AI chatbots like ChatGPT and Gemini will agree with you even when you’re wrong, new study finds – Mint

Most people these days are interacting with one chatbot or the other depending on their preferences. But no matter which chatbot you may be using, one would have noticed that the AI seems to agree with you more than your friends or family members usually would and now we have a study confirming that this is indeed the truth.
A new study which was posted as preprint on arXiv server analyzed the top 11 AI chatbots including OpenAI’s ChatGPT, Anthropic’s Claude, Meta’s Llama, DeepSeek and Google Gemini among others.
The researchers found that turning to AI chatbots for personal advice comes with “insidious risks”. Many of the current chatbots would validate the users when their posts contains manipulation, deception, or self-harm themes. This, the researchers argue, leads to making people less inclined to take prosocial steps like repairing a relationship and more convinced that they were right.

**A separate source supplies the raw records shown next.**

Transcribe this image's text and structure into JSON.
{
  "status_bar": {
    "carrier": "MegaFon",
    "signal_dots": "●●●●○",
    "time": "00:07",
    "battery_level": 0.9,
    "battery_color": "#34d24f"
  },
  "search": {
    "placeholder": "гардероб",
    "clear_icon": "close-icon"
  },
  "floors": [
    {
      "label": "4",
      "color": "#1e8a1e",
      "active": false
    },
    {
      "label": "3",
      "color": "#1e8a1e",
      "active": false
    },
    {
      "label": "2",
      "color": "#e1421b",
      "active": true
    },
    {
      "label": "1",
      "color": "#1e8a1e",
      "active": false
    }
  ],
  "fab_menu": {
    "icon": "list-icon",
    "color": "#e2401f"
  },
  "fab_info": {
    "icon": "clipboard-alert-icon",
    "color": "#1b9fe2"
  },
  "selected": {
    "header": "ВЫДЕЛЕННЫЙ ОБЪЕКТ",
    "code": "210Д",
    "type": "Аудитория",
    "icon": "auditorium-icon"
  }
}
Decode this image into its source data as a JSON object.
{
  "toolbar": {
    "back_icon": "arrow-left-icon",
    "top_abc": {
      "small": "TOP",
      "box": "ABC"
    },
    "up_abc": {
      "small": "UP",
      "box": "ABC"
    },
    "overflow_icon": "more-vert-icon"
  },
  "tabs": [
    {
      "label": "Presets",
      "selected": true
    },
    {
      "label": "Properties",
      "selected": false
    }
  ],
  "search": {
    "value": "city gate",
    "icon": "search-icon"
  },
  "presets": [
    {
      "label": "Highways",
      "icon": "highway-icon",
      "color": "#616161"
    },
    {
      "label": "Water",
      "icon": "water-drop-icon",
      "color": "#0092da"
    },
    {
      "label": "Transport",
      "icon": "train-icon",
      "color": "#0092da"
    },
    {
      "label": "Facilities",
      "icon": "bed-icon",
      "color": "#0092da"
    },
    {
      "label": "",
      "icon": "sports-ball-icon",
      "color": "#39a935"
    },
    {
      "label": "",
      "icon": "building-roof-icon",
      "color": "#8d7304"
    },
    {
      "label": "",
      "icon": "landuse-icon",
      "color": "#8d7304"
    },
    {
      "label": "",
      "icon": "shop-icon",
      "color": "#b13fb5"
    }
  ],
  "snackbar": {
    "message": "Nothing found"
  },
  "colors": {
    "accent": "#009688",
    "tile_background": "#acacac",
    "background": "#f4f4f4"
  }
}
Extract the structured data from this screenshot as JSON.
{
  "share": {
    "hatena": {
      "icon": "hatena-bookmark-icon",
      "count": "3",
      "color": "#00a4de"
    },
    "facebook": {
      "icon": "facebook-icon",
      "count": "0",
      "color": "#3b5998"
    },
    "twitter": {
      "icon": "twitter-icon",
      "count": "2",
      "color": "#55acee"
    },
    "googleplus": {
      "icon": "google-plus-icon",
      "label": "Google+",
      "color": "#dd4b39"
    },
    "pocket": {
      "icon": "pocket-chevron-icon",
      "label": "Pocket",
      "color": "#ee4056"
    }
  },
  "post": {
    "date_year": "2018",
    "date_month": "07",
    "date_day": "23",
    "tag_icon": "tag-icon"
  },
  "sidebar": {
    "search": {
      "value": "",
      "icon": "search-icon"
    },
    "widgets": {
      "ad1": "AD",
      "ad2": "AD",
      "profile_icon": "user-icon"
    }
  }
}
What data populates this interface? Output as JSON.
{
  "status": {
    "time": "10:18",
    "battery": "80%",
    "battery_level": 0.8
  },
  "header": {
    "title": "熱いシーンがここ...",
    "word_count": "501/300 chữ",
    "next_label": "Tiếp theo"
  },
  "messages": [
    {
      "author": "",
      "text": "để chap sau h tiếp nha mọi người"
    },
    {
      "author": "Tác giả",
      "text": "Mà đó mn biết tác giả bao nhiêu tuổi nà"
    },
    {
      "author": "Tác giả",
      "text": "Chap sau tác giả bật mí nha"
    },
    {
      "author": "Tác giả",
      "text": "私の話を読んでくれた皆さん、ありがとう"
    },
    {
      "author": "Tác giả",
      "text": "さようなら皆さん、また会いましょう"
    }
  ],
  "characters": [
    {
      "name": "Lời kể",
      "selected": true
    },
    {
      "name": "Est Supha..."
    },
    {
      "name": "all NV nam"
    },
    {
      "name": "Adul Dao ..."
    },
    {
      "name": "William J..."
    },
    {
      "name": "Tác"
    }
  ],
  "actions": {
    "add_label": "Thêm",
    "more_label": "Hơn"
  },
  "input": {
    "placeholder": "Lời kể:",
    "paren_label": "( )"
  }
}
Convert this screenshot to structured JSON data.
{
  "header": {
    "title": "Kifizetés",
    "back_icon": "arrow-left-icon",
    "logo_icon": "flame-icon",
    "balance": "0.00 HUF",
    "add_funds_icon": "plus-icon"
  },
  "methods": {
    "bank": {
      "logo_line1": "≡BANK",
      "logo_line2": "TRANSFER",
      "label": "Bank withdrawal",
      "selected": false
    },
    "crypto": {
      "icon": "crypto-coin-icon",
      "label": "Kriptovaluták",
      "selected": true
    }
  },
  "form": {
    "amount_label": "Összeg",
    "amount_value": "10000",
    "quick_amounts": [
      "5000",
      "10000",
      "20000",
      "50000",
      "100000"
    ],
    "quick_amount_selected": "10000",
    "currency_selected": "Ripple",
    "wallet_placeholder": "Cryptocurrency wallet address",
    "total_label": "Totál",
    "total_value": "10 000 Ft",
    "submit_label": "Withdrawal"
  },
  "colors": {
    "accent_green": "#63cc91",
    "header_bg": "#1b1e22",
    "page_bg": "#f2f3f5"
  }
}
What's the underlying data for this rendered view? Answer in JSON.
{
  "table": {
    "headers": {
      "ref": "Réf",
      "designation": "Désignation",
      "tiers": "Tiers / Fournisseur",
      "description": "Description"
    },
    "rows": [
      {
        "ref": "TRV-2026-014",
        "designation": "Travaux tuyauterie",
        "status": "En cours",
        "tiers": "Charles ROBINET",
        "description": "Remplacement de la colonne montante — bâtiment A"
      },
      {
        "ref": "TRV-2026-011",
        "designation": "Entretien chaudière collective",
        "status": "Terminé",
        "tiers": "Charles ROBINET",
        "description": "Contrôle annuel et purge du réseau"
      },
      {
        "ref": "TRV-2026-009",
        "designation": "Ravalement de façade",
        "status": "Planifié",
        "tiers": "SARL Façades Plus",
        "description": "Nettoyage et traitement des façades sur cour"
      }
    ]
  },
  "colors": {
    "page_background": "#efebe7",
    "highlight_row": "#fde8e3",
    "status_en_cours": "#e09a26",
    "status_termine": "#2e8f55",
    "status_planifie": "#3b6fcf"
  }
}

Moreover, the chatbots which engage in sycophantic behavious – being overly agreeable with users – are also rated as higher quality and users said they would use them again, which creates incentives for the models to keep agreeing with users .
Myra Cheng, a computer scientist at Stanford University and one of the authors of the study, told Guardian that “social sycophancy” in AI chatbots is a huge problem.
“Our key concern is that if models are always affirming people, then this may distort people’s judgments of themselves, their relationships, and the world around them. It can be hard to even realise that models are subtly, or not-so-subtly, reinforcing their existing beliefs, assumptions, and decisions.” Cheng told the publication
The research showed that these leading chatbots are 50% more likely to agree with the user in personal advice as compared to humans.
The researchers told Nature that they tested the impact of sycophantic behaviour in solving mathematical problems. They designed experiments using 504 mathematical problems from competitions held this year and altered each theorem statement to introduce subtle errors while asking four LLMs to provide proof for the flawed statements.
The idea behind this experiment was to check if sycophantic behaviour of the AI chatbots would lead to them to fail to detect the errors in a statement.
Among the analyzed chatbots, OpenAI’s GPT-5 showed the least sycophantic behavious with the chatbot generating overly agreeable responses in 29% of the time. Meanwhile, DeepSeek’s V3.1 model was found to be the most sycophantic, generating overly agreeable responses 70% of the time.
The researchers say that these LLMs have the capability to spot the errors in mahematical statements but they “just assumed what the user says is correct”.